= Simulated Real Time =

Simulated Real Time is a literary method of creating an event with the help of authentic material accompanied by a commentary framework. By publishing documents (letters, diaries, official reports etc.) on the date on which they were written but a specified number of years later, an event can be reconstructed with exactly the same duration as when it first took place. The aim of this method is to gain greater understanding of a historical event in this way, using modern technology to bring it to life as vividly as possible. The method is giving an important contribution to contemporary Remembrance Culture, in a time where the survivors of the Holocaust are getting fewer.

The first project ever to be published in Simulated Real Time was the literature and art project 32 Postkarten, by Torkel S Wächter, in which 32 authentic postcards sent from Hamburg during 1940 and 1941 were published in Simulated Real Time – on the date they were written, but 70 years later. This project has been followed up by Wächter's on this day 80 years ago, built around authentic letters, diary entries and official documents that are being published on the day on which they were written, but 80 years later. This online publication started on 30 January 2013, eighty years to the day since Hitler was appointed Chancellor, and will end on 2 July 2013 (according to the projects website). It depicts the Nazis’ first five months in power, and how this affects the life of a German-Jewish civil servant family in Hamburg.

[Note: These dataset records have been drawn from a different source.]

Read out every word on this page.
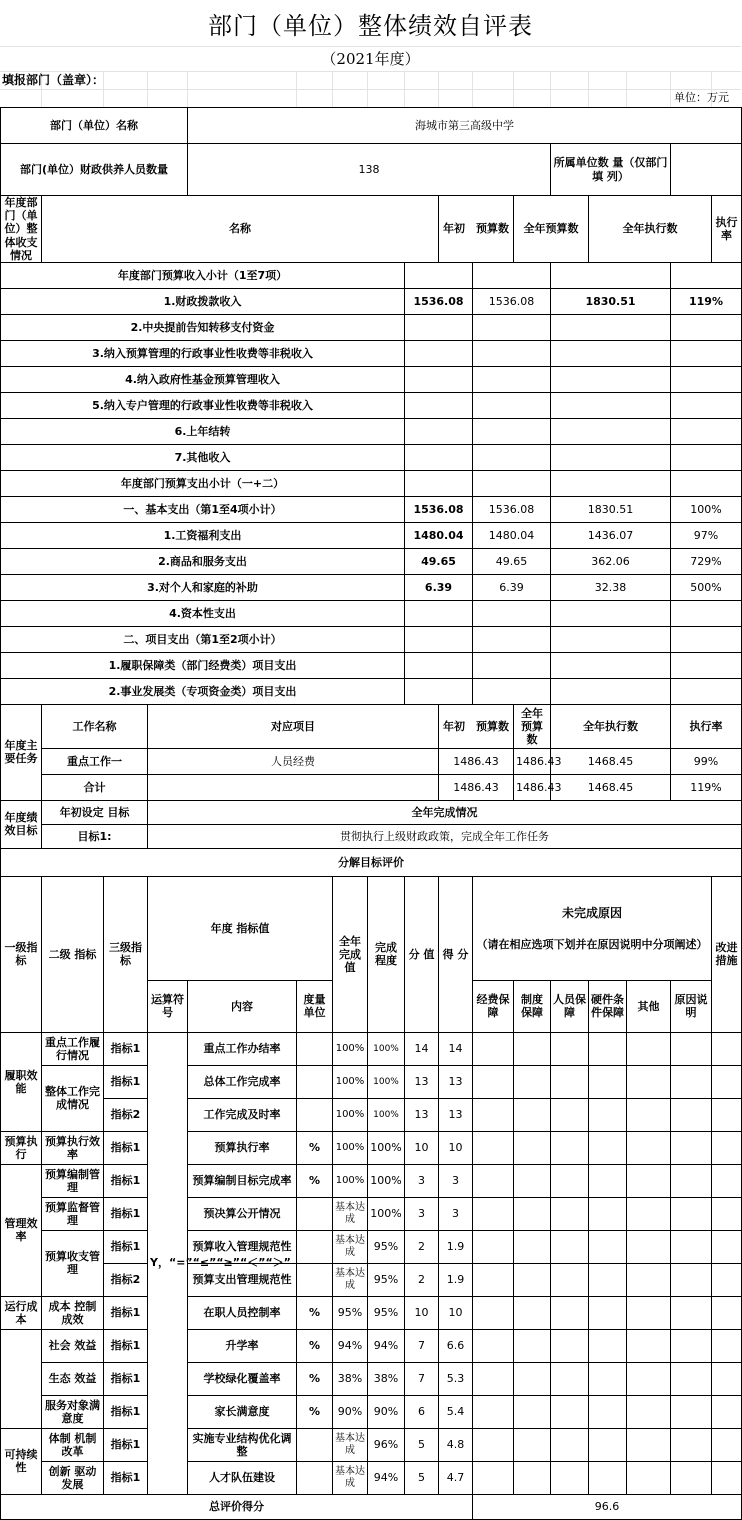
部门（单位）整体绩效自评表
（2021年度）
填报部门（盖章）：
单位：万元
部门（单位）名称				海城市第三高级中学												
部门(单位）财政供养人员数量				138								所属单位数 量（仅部门填 列）				
年度部门（单位）整 体收支情况	名称								年初　预算数		全年预算数		全年执行数			执行率
年度部门预算收入小计（1至7项）																
1.财政拨款收入								1536.08		1536.08		1830.51			119%	
2.中央提前告知转移支付资金																
3.纳入预算管理的行政事业性收费等非税收入																
4.纳入政府性基金预算管理收入																
5.纳入专户管理的行政事业性收费等非税收入																
6.上年结转																
7.其他收入																
年度部门预算支出小计（一+二）																
一、基本支出（第1至4项小计）								1536.08		1536.08		1830.51			100%	
1.工资福利支出								1480.04		1480.04		1436.07			97%	
2.商品和服务支出								49.65		49.65		362.06			729%	
3.对个人和家庭的补助								6.39		6.39		32.38			500%	
4.资本性支出																
二、项目支出（第1至2项小计）																
1.履职保障类（部门经费类）项目支出																
2.事业发展类（专项资金类）项目支出																
年度主要任务	工作名称		对应项目						年初　预算数		全年预算数	全年执行数			执行率	
	重点工作一		人员经费						1486.43		1486.43	1468.45			99%	
	合计								1486.43		1486.43	1468.45			119%	
年度绩效目标	年初设定 目标		全年完成情况													
	目标1:		贯彻执行上级财政政策，完成全年工作任务													
分解目标评价																
一级指标	二级 指标	三级指标	年度 指标值			全年完成值	完成程度	分 值	得 分	未完成原因
（请在相应选项下划并在原因说明中分项阐述）						改进措施
			运算符号	内容	度量单位					经费保障	制度保障	人员保障	硬件条件保障	其他	原因说明	
履职效能	重点工作履行情况	指标1	Y，“=”“≤”“≥”“＜”“＞”	重点工作办结率		100%	100%	14	14							
	整体工作完成情况	指标1		总体工作完成率		100%	100%	13	13							
		指标2		工作完成及时率		100%	100%	13	13							
预算执行	预算执行效率	指标1		预算执行率	%	100%	100%	10	10							
管理效率	预算编制管理	指标1		预算编制目标完成率	%	100%	100%	3	3							
	预算监督管理	指标1		预决算公开情况		基本达成	100%	3	3							
	预算收支管理	指标1		预算收入管理规范性		基本达成	95%	2	1.9							
		指标2		预算支出管理规范性		基本达成	95%	2	1.9							
运行成本	成本 控制 成效	指标1		在职人员控制率	%	95%	95%	10	10							
	社会 效益	指标1		升学率	%	94%	94%	7	6.6							
	生态 效益	指标1		学校绿化覆盖率	%	38%	38%	7	5.3							
	服务对象满意度	指标1		家长满意度	%	90%	90%	6	5.4							
可持续性	体制 机制 改革	指标1		实施专业结构优化调整		基本达成	96%	5	4.8							
	创新 驱动 发展	指标1		人才队伍建设		基本达成	94%	5	4.7							
总评价得分										96.6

January 30, 2013 was also the starting date of 1933: The Beginning of the End of German Jewry in which the Jewish Museum Berlin throughout the year 2013 will present a variety of primary source materials that bear witness to the disenfranchisement and exclusion of German Jews, as well as to aspects of their everyday life (according to the museum's website). The project is part of Diversity Destroyed, a cultural project under the auspices of Berlin City.

In March 2014 32 Postkarten - Post aus Nazi-Deutschland, ISBN 9783862822928, was published as a book.